Egypt arrests 3 top leaders and other senior members of the Muslim Brotherhood opposition

Egypt arrests 3 top leaders and other senior members of the Muslim Brotherhood opposition

 The No. 2 leader of Egypt’s opposition Muslim Brotherhood and two other top figures have been arrested by police Monday in a dawn sweep targeting members of the nation’s most powerful opposition group across the country.

The arrests, part of an ongoing crackdown, come just as the group chose a new leadership and ahead of parliamentary elections set for October.

Police arrested the new deputy leader, Mahmoud Ezzat, and two other members of the Guidance Council, Essam el-Erian and Abdul-Rahman el-Bir.
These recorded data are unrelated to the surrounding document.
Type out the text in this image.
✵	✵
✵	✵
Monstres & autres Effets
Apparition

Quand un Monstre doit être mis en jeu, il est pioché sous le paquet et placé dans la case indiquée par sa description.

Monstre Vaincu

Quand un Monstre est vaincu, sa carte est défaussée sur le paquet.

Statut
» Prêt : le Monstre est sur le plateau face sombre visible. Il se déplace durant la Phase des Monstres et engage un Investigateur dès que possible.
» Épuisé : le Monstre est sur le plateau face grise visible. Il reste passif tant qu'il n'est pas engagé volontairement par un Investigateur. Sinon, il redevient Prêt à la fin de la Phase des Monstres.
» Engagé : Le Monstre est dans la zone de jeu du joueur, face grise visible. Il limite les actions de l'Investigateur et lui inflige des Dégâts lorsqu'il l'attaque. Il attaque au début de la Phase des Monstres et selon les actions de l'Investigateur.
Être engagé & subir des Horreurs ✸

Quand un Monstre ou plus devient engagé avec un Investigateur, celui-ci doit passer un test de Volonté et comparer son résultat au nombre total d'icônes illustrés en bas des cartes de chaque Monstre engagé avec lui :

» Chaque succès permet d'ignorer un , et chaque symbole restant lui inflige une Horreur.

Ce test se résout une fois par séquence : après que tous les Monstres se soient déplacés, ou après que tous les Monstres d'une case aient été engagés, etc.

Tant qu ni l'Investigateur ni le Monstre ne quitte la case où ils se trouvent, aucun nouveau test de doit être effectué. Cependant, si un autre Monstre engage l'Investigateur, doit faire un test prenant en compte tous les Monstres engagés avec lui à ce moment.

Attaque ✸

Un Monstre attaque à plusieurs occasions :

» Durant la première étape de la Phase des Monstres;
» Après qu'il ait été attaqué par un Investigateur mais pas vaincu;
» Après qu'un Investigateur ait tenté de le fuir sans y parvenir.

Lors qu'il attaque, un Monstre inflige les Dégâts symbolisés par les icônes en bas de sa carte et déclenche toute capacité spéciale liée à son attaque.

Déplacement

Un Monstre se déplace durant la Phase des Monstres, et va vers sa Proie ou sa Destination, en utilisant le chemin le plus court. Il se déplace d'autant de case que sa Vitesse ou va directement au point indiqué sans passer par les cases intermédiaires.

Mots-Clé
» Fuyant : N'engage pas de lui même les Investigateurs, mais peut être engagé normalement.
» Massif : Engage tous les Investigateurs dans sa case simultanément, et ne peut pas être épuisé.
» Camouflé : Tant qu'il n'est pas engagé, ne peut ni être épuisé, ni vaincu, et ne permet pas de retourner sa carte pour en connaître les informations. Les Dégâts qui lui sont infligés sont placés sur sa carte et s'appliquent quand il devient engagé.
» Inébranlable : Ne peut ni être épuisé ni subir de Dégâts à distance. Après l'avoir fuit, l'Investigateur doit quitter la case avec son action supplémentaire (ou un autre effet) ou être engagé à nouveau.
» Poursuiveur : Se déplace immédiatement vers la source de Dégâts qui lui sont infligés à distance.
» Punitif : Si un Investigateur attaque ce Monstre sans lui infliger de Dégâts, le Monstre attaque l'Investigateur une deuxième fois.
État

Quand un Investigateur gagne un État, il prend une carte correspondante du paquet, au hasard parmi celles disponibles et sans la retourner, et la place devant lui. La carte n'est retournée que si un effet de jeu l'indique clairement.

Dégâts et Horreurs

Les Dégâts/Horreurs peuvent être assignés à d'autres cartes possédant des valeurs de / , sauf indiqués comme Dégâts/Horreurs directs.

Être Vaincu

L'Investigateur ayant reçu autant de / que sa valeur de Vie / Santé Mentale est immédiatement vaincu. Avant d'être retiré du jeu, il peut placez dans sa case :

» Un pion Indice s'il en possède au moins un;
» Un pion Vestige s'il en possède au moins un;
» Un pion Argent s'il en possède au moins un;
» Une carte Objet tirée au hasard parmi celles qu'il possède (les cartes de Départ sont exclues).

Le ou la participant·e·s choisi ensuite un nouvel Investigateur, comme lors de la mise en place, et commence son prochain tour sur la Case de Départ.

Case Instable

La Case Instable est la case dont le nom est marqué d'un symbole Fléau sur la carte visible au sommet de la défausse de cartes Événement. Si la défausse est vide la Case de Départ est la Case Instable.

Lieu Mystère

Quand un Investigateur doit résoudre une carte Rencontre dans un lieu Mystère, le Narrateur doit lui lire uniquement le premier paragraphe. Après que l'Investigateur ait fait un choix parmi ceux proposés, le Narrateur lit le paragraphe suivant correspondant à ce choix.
A fourth member of the group’s top level decision making body was not home when police raided his house.

“These arrests will not prevent the Brotherhood from the path it has chosen to realize the renaissance of the nation and it will continue its struggle through all available peaceful means to provide freedom and confront corruption and combat tyranny,” the group said in a statement.

The group suggested that the arrests were related to its support for Palestinians in the Gaza Strip and the upcoming parliamentary elections.

“This regime wants neither a partner nor a participant,” in running the country, said spokesman Mohamed Morsi, describing the arrests as a continuation of the state’s “pressure and marginalization of the whole nation.”

Morsi said the arrests wouldn’t alter plans to participate in October’s parliamentary elections.

Police said the charges against the men, as well as at least 10 other leading members arrested in the provinces, were for engaging in banned political activity – a standard government charge used against the group.

The Brotherhood was banned in 1954 but is occasionally tolerated by the state. Its candidates are allowed to run for parliament as independents and in 2005 won 20 per cent of the seats, making them Egypt’s largest opposition bloc.

“The regime wanted to express its opinion to the new leaders by punishing them and tightening the noose on the old ones,” Abdel-Gelil al-Shernouby, who runs the group’s Web site, told The Associated Press.

The move comes just weeks after the movement selected a new supreme guide, Mohammed Badie, to great fanfare and media attention. He immediately embarked on a round of meetings with various intellectuals and opposition figures in the country.

“In the last few days after Mohammed Badie’s accession, there has been a kind of media offensive in which he made various declarations and met many people,” said Diaa Rashwan, an expert on the Islamist movements.

“I think (the arrests) are a kind of intimidation of them … it is a kind of (government) offensive,” he suggested, though he didn’t expect the day-to-day work of the organization to be overly affected.

The men taken come from different tendencies in the movement, with Ezzat a powerful conservative and el-Erian known for a more pragmatic approach favouringco-operation with other political groups.

Within a year of the Brotherhood’s dramatic election victory in 2005, the government launched a wide-ranging crackdown against the group, including the arrest of Khayrat el-Shater, the group’s third-ranking member, who works as the chief strategist and financier.

In October, Egypt’s Interior Minister Habib el-Adly, who runs the nation’s powerful security apparatus, predicted that the group would not repeat their election successes in the 2010 parliamentary contests.

In elections for municipal councils and parliament’s upper house following 2005, Brotherhood candidates were disqualified from running by election officials.

The Muslim Brotherhood advocates an Islamic state in Egypt, implementing Islamic law. Moderates in the Brotherhood feel that rather than insisting on an Islamic state, it should be a party for promoting Islamic values in a democratic system.